Hamilton and his team interviewed the chief historian for the Navy to get a sense of the complexity of Mulberry Harbor. Before its construction, ensuring that LSTs or landing ship tanks—which could carry upwards of 200 men and 20 tanks—could mount the shore and take position on the beach was an incredibly difficult task
"Landing them on the beach and unloading them took about 10 hours because of the tides that you had to work around, and the whole process of getting a ship up onto the sand," says Hamilton. "Once the Mulberry Harbors were in operation, they were able to pull up at the pier and unload an entire ship in an hour and a half and then go back out to sea. It really added to the efficiency of unloading."

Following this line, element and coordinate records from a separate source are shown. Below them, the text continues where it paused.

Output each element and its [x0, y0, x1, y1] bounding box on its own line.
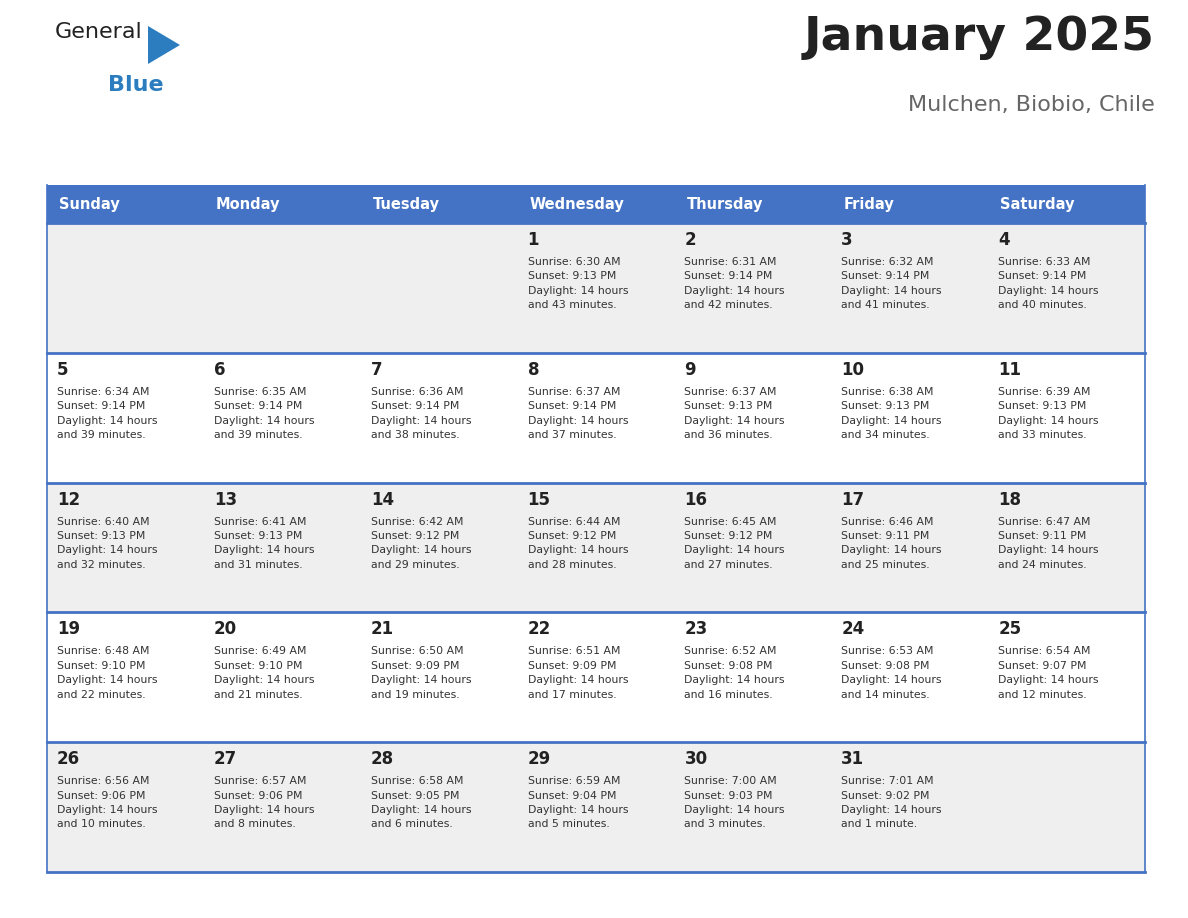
Text: Friday: Friday: [843, 196, 895, 211]
Text: 16: 16: [684, 490, 707, 509]
Text: 28: 28: [371, 750, 394, 768]
Text: 25: 25: [998, 621, 1022, 638]
Bar: [48, 483, 1145, 612]
Bar: [48, 742, 1145, 872]
Text: 23: 23: [684, 621, 708, 638]
Text: Sunrise: 6:36 AM
Sunset: 9:14 PM
Daylight: 14 hours
and 38 minutes.: Sunrise: 6:36 AM Sunset: 9:14 PM Dayligh…: [371, 386, 472, 440]
Text: Sunrise: 6:54 AM
Sunset: 9:07 PM
Daylight: 14 hours
and 12 minutes.: Sunrise: 6:54 AM Sunset: 9:07 PM Dayligh…: [998, 646, 1099, 700]
Text: Sunrise: 6:46 AM
Sunset: 9:11 PM
Daylight: 14 hours
and 25 minutes.: Sunrise: 6:46 AM Sunset: 9:11 PM Dayligh…: [841, 517, 942, 570]
Text: January 2025: January 2025: [804, 15, 1155, 60]
Text: Sunrise: 6:40 AM
Sunset: 9:13 PM
Daylight: 14 hours
and 32 minutes.: Sunrise: 6:40 AM Sunset: 9:13 PM Dayligh…: [57, 517, 158, 570]
Bar: [988, 185, 1145, 223]
Text: Sunrise: 6:30 AM
Sunset: 9:13 PM
Daylight: 14 hours
and 43 minutes.: Sunrise: 6:30 AM Sunset: 9:13 PM Dayligh…: [527, 257, 628, 310]
Bar: [48, 612, 1145, 742]
Text: 3: 3: [841, 231, 853, 249]
Bar: [48, 223, 1145, 353]
Text: 27: 27: [214, 750, 238, 768]
Text: Sunrise: 6:45 AM
Sunset: 9:12 PM
Daylight: 14 hours
and 27 minutes.: Sunrise: 6:45 AM Sunset: 9:12 PM Dayligh…: [684, 517, 785, 570]
Text: Wednesday: Wednesday: [530, 196, 625, 211]
Text: 17: 17: [841, 490, 865, 509]
Text: 12: 12: [57, 490, 80, 509]
Text: Tuesday: Tuesday: [373, 196, 440, 211]
Text: Sunrise: 6:41 AM
Sunset: 9:13 PM
Daylight: 14 hours
and 31 minutes.: Sunrise: 6:41 AM Sunset: 9:13 PM Dayligh…: [214, 517, 315, 570]
Polygon shape: [148, 26, 181, 64]
Text: 15: 15: [527, 490, 550, 509]
Text: 9: 9: [684, 361, 696, 379]
Text: Sunrise: 6:37 AM
Sunset: 9:13 PM
Daylight: 14 hours
and 36 minutes.: Sunrise: 6:37 AM Sunset: 9:13 PM Dayligh…: [684, 386, 785, 440]
Text: Thursday: Thursday: [687, 196, 763, 211]
Text: 10: 10: [841, 361, 865, 379]
Text: 13: 13: [214, 490, 236, 509]
Text: 29: 29: [527, 750, 551, 768]
Text: Sunrise: 6:34 AM
Sunset: 9:14 PM
Daylight: 14 hours
and 39 minutes.: Sunrise: 6:34 AM Sunset: 9:14 PM Dayligh…: [57, 386, 158, 440]
Text: 11: 11: [998, 361, 1022, 379]
Text: General: General: [55, 22, 143, 42]
Text: Sunrise: 6:39 AM
Sunset: 9:13 PM
Daylight: 14 hours
and 33 minutes.: Sunrise: 6:39 AM Sunset: 9:13 PM Dayligh…: [998, 386, 1099, 440]
Text: Sunrise: 6:57 AM
Sunset: 9:06 PM
Daylight: 14 hours
and 8 minutes.: Sunrise: 6:57 AM Sunset: 9:06 PM Dayligh…: [214, 777, 315, 829]
Text: Sunrise: 6:58 AM
Sunset: 9:05 PM
Daylight: 14 hours
and 6 minutes.: Sunrise: 6:58 AM Sunset: 9:05 PM Dayligh…: [371, 777, 472, 829]
Text: 22: 22: [527, 621, 551, 638]
Bar: [518, 185, 675, 223]
Text: Sunrise: 6:59 AM
Sunset: 9:04 PM
Daylight: 14 hours
and 5 minutes.: Sunrise: 6:59 AM Sunset: 9:04 PM Dayligh…: [527, 777, 628, 829]
Bar: [832, 185, 988, 223]
Text: Sunrise: 6:33 AM
Sunset: 9:14 PM
Daylight: 14 hours
and 40 minutes.: Sunrise: 6:33 AM Sunset: 9:14 PM Dayligh…: [998, 257, 1099, 310]
Text: Sunrise: 6:48 AM
Sunset: 9:10 PM
Daylight: 14 hours
and 22 minutes.: Sunrise: 6:48 AM Sunset: 9:10 PM Dayligh…: [57, 646, 158, 700]
Text: 30: 30: [684, 750, 708, 768]
Text: Sunrise: 7:00 AM
Sunset: 9:03 PM
Daylight: 14 hours
and 3 minutes.: Sunrise: 7:00 AM Sunset: 9:03 PM Dayligh…: [684, 777, 785, 829]
Text: Sunrise: 6:35 AM
Sunset: 9:14 PM
Daylight: 14 hours
and 39 minutes.: Sunrise: 6:35 AM Sunset: 9:14 PM Dayligh…: [214, 386, 315, 440]
Text: Sunrise: 6:53 AM
Sunset: 9:08 PM
Daylight: 14 hours
and 14 minutes.: Sunrise: 6:53 AM Sunset: 9:08 PM Dayligh…: [841, 646, 942, 700]
Text: 7: 7: [371, 361, 383, 379]
Text: 8: 8: [527, 361, 539, 379]
Bar: [675, 185, 832, 223]
Text: 26: 26: [57, 750, 80, 768]
Text: 20: 20: [214, 621, 236, 638]
Text: 5: 5: [57, 361, 69, 379]
Text: 31: 31: [841, 750, 865, 768]
Text: 6: 6: [214, 361, 226, 379]
Text: 21: 21: [371, 621, 394, 638]
Bar: [48, 353, 1145, 483]
Text: Mulchen, Biobio, Chile: Mulchen, Biobio, Chile: [909, 95, 1155, 115]
Text: Sunrise: 6:32 AM
Sunset: 9:14 PM
Daylight: 14 hours
and 41 minutes.: Sunrise: 6:32 AM Sunset: 9:14 PM Dayligh…: [841, 257, 942, 310]
Text: Monday: Monday: [216, 196, 280, 211]
Bar: [48, 185, 204, 223]
Text: Sunrise: 6:31 AM
Sunset: 9:14 PM
Daylight: 14 hours
and 42 minutes.: Sunrise: 6:31 AM Sunset: 9:14 PM Dayligh…: [684, 257, 785, 310]
Text: Sunrise: 6:37 AM
Sunset: 9:14 PM
Daylight: 14 hours
and 37 minutes.: Sunrise: 6:37 AM Sunset: 9:14 PM Dayligh…: [527, 386, 628, 440]
Text: Sunrise: 7:01 AM
Sunset: 9:02 PM
Daylight: 14 hours
and 1 minute.: Sunrise: 7:01 AM Sunset: 9:02 PM Dayligh…: [841, 777, 942, 829]
Text: Saturday: Saturday: [1000, 196, 1075, 211]
Text: Sunrise: 6:49 AM
Sunset: 9:10 PM
Daylight: 14 hours
and 21 minutes.: Sunrise: 6:49 AM Sunset: 9:10 PM Dayligh…: [214, 646, 315, 700]
Text: 18: 18: [998, 490, 1022, 509]
Text: Sunrise: 6:44 AM
Sunset: 9:12 PM
Daylight: 14 hours
and 28 minutes.: Sunrise: 6:44 AM Sunset: 9:12 PM Dayligh…: [527, 517, 628, 570]
Text: Sunday: Sunday: [59, 196, 120, 211]
Text: Sunrise: 6:47 AM
Sunset: 9:11 PM
Daylight: 14 hours
and 24 minutes.: Sunrise: 6:47 AM Sunset: 9:11 PM Dayligh…: [998, 517, 1099, 570]
Text: 24: 24: [841, 621, 865, 638]
Text: Sunrise: 6:52 AM
Sunset: 9:08 PM
Daylight: 14 hours
and 16 minutes.: Sunrise: 6:52 AM Sunset: 9:08 PM Dayligh…: [684, 646, 785, 700]
Bar: [204, 185, 361, 223]
Text: 1: 1: [527, 231, 539, 249]
Text: Sunrise: 6:50 AM
Sunset: 9:09 PM
Daylight: 14 hours
and 19 minutes.: Sunrise: 6:50 AM Sunset: 9:09 PM Dayligh…: [371, 646, 472, 700]
Bar: [361, 185, 518, 223]
Text: 4: 4: [998, 231, 1010, 249]
Text: 2: 2: [684, 231, 696, 249]
Text: Sunrise: 6:56 AM
Sunset: 9:06 PM
Daylight: 14 hours
and 10 minutes.: Sunrise: 6:56 AM Sunset: 9:06 PM Dayligh…: [57, 777, 158, 829]
Text: Sunrise: 6:38 AM
Sunset: 9:13 PM
Daylight: 14 hours
and 34 minutes.: Sunrise: 6:38 AM Sunset: 9:13 PM Dayligh…: [841, 386, 942, 440]
Text: Sunrise: 6:51 AM
Sunset: 9:09 PM
Daylight: 14 hours
and 17 minutes.: Sunrise: 6:51 AM Sunset: 9:09 PM Dayligh…: [527, 646, 628, 700]
Text: Blue: Blue: [108, 75, 164, 95]
Text: 14: 14: [371, 490, 394, 509]
Text: Sunrise: 6:42 AM
Sunset: 9:12 PM
Daylight: 14 hours
and 29 minutes.: Sunrise: 6:42 AM Sunset: 9:12 PM Dayligh…: [371, 517, 472, 570]
Text: 19: 19: [57, 621, 80, 638]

The NOVA team went on an expedition to locate sunken ships, and then reached out to some World War II veterans who were on the beaches of Normandy so many decades ago.
"After we found a ship that we could dive on, we contacted the veterans," says Hamilton. "I remember calling up (veteran) Bill Allen and asking if he would come. Two weeks later, he was there. It was an incredibly significant event for him—he had not been able to talk about his experiences with his family or anyone else for 50 years. It was only in the last few years that he began to think that he would be interested in returning to Normandy, but he's 88-years-old and didn't really think that opportunity would ever come."
Hamilton says that coming back to Normandy was hugely important for him. When he returned, he asked to see the grave of his commanding officer.
"Someone like Bill Allen will say, 'I'm not the hero—the heroes are the guys that died there,'" adds Hamilton.
NOVA’s “D-Day’s Sunken Secrets”, produced by our partner WGBH, airs at 9pm eastern on PBS tonight.